Given that I have another trial in September, and that I have a dozen active criminal investigations for hate speech, time is running out for me. I have already paid more than €420,000 in legal fees, and there is no end in sight. I have been engaged in an intense war of attrition for eight years and must now regroup to ensure that I can still prevail.
If you would like to help me, you can do so via the links below. If you can assist in other ways, please contact me by direct message.
If you live in a country that still has freedom of speech, never allow them to touch it, no matter how noble their motives may sound, because this is where it leads.
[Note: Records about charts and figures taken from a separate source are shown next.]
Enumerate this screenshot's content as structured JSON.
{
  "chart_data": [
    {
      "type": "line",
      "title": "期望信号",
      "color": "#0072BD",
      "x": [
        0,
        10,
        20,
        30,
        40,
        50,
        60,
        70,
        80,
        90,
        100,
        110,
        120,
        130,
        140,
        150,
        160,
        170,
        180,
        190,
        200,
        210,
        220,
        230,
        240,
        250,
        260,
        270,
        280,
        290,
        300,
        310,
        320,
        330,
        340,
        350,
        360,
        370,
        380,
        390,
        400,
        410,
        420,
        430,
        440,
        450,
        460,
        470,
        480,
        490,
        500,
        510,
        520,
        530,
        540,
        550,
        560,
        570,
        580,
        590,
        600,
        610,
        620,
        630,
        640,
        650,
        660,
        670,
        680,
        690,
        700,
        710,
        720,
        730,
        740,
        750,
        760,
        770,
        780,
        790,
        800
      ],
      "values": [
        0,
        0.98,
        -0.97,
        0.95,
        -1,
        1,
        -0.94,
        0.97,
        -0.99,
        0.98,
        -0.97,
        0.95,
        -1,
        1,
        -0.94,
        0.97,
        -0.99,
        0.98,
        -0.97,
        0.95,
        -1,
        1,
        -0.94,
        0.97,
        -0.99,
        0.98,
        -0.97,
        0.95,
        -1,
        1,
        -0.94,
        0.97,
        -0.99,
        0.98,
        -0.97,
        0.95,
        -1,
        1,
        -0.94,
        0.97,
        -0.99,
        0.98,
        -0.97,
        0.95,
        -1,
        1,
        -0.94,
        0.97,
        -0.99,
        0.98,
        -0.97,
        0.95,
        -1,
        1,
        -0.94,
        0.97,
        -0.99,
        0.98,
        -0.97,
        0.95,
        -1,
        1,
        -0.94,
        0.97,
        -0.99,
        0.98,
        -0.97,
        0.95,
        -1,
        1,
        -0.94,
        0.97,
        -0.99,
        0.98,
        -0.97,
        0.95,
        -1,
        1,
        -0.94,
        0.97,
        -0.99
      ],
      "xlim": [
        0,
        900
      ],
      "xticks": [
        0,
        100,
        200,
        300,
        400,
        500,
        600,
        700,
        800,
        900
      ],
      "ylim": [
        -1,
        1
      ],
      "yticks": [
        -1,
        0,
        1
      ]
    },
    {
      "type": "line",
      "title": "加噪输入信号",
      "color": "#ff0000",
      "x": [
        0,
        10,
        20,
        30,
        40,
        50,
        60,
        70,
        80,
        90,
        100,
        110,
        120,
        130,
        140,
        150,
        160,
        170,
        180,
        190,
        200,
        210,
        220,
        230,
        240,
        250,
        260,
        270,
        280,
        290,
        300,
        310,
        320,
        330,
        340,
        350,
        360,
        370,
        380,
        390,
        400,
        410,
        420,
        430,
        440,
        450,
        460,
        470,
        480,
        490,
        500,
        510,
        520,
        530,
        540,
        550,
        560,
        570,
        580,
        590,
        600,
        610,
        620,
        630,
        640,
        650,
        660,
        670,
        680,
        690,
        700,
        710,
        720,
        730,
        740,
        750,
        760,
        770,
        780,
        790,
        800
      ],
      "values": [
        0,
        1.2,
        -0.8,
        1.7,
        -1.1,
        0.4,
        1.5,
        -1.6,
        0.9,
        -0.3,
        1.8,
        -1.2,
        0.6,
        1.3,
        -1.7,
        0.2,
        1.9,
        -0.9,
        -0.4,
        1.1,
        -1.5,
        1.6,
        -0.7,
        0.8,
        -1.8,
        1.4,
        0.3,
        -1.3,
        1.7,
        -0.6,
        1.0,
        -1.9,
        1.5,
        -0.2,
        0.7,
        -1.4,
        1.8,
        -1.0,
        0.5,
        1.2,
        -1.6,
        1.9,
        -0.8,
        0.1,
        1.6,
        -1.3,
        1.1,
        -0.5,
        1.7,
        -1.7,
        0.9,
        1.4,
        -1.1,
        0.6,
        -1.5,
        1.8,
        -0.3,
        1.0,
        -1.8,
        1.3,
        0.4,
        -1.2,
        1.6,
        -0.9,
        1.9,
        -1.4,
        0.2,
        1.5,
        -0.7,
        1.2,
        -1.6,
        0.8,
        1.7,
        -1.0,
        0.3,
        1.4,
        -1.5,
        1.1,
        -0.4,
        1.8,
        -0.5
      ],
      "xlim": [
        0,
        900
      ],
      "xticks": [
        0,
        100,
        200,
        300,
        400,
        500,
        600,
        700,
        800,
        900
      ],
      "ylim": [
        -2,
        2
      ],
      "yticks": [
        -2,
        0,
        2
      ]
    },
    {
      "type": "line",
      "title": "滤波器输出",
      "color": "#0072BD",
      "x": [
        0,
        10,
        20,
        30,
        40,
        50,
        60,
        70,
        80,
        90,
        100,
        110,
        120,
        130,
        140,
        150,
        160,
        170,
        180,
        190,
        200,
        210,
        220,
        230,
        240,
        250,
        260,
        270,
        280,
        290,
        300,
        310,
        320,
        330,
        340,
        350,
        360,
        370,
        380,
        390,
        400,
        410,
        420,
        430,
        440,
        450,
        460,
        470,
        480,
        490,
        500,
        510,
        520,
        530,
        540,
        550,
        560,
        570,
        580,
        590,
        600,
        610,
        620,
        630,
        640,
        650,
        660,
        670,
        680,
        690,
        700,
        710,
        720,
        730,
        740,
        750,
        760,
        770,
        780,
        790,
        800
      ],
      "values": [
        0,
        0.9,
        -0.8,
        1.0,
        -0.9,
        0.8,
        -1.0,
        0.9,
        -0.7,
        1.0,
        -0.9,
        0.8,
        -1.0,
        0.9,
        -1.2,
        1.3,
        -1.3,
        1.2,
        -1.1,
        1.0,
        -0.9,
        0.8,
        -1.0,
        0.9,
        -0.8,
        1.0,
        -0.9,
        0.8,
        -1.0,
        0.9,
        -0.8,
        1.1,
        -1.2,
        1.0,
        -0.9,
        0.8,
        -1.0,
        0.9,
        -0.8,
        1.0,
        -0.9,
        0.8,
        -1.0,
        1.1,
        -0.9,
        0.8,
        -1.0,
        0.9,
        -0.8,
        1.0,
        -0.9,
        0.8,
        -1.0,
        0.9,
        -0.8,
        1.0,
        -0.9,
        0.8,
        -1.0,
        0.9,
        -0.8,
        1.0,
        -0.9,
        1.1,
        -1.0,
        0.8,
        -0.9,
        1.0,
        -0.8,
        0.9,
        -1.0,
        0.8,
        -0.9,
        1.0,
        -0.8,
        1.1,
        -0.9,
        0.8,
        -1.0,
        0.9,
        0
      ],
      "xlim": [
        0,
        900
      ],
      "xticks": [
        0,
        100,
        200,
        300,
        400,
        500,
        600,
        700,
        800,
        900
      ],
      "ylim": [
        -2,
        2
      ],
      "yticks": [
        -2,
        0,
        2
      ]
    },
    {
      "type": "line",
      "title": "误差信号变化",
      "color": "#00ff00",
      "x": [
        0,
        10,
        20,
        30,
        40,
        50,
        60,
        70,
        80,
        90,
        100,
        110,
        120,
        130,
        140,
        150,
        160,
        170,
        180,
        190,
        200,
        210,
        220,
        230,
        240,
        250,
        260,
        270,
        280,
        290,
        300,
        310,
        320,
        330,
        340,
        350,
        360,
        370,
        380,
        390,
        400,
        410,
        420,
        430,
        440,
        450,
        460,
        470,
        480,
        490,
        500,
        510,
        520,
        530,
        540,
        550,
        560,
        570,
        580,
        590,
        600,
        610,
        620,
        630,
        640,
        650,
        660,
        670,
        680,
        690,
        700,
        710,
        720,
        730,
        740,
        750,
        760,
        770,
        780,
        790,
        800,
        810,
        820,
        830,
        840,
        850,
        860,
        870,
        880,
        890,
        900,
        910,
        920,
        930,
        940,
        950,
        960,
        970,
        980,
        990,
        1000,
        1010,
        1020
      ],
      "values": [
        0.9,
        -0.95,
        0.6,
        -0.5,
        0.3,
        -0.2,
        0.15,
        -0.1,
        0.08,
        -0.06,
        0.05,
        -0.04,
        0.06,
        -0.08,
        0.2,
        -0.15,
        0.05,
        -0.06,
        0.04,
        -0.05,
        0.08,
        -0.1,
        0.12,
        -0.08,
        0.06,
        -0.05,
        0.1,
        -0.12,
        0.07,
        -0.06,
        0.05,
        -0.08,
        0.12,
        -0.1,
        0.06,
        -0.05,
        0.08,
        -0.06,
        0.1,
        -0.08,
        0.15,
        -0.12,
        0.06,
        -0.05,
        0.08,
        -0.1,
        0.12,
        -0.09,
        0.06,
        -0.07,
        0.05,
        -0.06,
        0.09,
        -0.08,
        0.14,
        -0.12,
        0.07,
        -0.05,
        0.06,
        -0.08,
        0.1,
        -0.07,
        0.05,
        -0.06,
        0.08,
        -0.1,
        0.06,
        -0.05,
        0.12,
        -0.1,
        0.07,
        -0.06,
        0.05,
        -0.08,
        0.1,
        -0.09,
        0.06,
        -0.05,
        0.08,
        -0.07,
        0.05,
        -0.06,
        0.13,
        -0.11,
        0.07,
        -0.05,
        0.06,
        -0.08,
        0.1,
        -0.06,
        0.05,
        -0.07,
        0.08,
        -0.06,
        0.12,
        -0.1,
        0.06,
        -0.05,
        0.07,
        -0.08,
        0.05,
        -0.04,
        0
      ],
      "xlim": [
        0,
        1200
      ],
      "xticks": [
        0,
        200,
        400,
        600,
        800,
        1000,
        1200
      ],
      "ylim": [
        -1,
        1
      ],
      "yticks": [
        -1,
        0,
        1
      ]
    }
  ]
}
Van Langenhove was the leader of a group called Schild & Vrienden. In private meme chats, some individuals made tasteless “jokes” about Jews, and although Van Langenhove himself was not responsible for them, he was held accountable as the group’s leader. These memes were exposed when a journalist infiltrated the group and revealed them.
Grok comments:
The connection to “Holocaust denial” is indirect and secondary – based on his leadership of a group in which others posted grotesque antisemitic memes, combined with his encouragement of dark and provocative content. It is not a matter of Van Langenhove publicly denying the gas chambers or the number of dead in speeches or writings.
This judgment reflects Europe’s strict approach to “militant democracy” (where preventing extremism is prioritised over maximum freedom of speech), but critics rightly describe it as selective enforcement and as having a chilling effect on dissident politics. Whether you regard it as justified protection against resurgent antisemitism or authoritarian overreach depends on your view of the limits of free speech.
The case remains controversial, with appeals ongoing or concluded as of 2026.
The term “militant democracy” is a neologism. It remains to be seen whether its new practitioners will acknowledge it, but it is not an inappropriate one.